In my limited testing, you generally have to be doing something pretty extreme to force Perl to consume anything more that very modest amounts of stack. In most cases, it only happens if you have runaway recursion (at the C-level), that would consume all available space until it crashed anyway.
The exceptions are:
- Complex, backtracking regex on very large strings, which should probably be replaced with better regexes anyway.
- Sorting very large datasets, though I found it hard to create the situation where I didn't run out of heap well before I ran out of stack. Maybe if you used the older quicksort algorithm instead of the default heap sort this would be more of a problem, but there doesn't seem to be any good reason for doing so.
- Recursive XS or Inline C code. Even then, if you are doing anything useful, as opposed to recursing for it own sake as with something like a C implementation of Ackerman's function, then you're more likely to run out of heap for your data before you run out of stack to process it.
If you use binary builds and don't have access to editbin.exe
The value in the executable that needs to be binary edited is in a well known and easily located place and is fairly trivial to change. Autrijus' Win32::Exe module should be easily tweaked to add this value to it's repertoire of modifiable values. I'll come up with a patch if there is any demand for it, and if Autrijus doesn't beat me to it.
renodino has done some testing with home built versions of Perl for Linux and has achieved similar kinds of increases in the number of simultaneous threads that can be achieved. The downside is that he has been unable to find a binary edit utility for the Linux platform. He's also done some testing on that platform on apps usng DBI and TK and has seen no detrimental effects from the change.
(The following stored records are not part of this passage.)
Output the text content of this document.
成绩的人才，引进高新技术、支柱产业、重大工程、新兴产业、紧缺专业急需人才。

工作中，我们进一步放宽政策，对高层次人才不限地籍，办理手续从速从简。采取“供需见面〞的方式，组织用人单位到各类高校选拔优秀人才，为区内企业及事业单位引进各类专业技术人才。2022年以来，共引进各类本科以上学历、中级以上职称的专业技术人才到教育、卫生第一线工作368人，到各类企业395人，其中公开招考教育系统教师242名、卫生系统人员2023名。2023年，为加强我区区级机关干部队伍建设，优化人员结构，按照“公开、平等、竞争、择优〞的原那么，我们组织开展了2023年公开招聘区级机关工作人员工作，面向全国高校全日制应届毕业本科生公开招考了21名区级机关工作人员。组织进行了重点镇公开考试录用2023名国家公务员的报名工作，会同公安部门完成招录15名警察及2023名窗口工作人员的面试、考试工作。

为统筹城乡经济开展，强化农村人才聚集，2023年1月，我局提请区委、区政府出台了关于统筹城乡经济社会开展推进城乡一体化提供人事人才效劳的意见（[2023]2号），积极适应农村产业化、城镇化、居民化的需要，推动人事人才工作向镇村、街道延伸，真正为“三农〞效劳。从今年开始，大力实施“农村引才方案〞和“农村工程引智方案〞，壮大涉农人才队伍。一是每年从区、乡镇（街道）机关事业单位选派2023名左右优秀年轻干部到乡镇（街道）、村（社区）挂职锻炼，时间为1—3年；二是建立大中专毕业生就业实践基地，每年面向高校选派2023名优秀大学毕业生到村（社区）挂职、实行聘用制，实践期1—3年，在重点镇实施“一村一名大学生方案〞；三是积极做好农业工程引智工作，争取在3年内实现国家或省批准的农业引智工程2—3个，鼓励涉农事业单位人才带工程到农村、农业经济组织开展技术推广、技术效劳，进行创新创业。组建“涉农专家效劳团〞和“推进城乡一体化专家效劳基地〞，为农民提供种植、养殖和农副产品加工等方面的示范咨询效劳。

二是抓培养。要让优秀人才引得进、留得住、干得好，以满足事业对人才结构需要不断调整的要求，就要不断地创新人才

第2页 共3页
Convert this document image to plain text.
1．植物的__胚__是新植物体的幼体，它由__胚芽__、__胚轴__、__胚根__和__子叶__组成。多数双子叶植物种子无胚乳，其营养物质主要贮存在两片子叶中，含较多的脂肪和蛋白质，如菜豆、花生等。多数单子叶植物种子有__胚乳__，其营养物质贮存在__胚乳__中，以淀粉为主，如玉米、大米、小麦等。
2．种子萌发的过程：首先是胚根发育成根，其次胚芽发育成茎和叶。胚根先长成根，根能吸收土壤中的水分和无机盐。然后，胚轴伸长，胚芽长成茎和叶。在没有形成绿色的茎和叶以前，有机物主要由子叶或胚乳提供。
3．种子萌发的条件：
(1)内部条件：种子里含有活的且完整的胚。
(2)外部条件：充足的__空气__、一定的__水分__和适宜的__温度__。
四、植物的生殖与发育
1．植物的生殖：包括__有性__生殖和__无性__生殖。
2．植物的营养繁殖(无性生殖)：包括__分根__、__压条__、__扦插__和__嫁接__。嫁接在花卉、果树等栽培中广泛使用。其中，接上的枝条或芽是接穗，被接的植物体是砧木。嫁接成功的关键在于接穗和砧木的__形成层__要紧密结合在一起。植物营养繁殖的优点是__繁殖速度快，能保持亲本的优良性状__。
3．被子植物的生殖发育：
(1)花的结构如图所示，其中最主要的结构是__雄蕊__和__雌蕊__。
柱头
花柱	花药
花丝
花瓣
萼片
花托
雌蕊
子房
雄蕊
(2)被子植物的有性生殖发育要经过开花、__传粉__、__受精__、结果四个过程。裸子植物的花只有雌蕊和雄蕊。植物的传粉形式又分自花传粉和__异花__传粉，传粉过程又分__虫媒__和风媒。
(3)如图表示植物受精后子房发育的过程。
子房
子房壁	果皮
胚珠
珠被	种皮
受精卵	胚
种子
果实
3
I'll leave him to describe what testing he has done and other Linux related information if he chooses/anyone is interested.
A better solution
In the long term, a better solution would be for threads::create() to accept an extra (named?) parameter that allowed the Perl programmer to specify the stack reservation on a per thread basis. That would allow the choice of what size is applicable to made on a thread by thread basis and remove the (slight) possibility that lowering it for the Perl executable could cause large, non-threaded apps to have problems. renodino has some ideas on this, and maybe the p5p guys will consider the option if their combined wisdom doesn't find too many holes in the idea.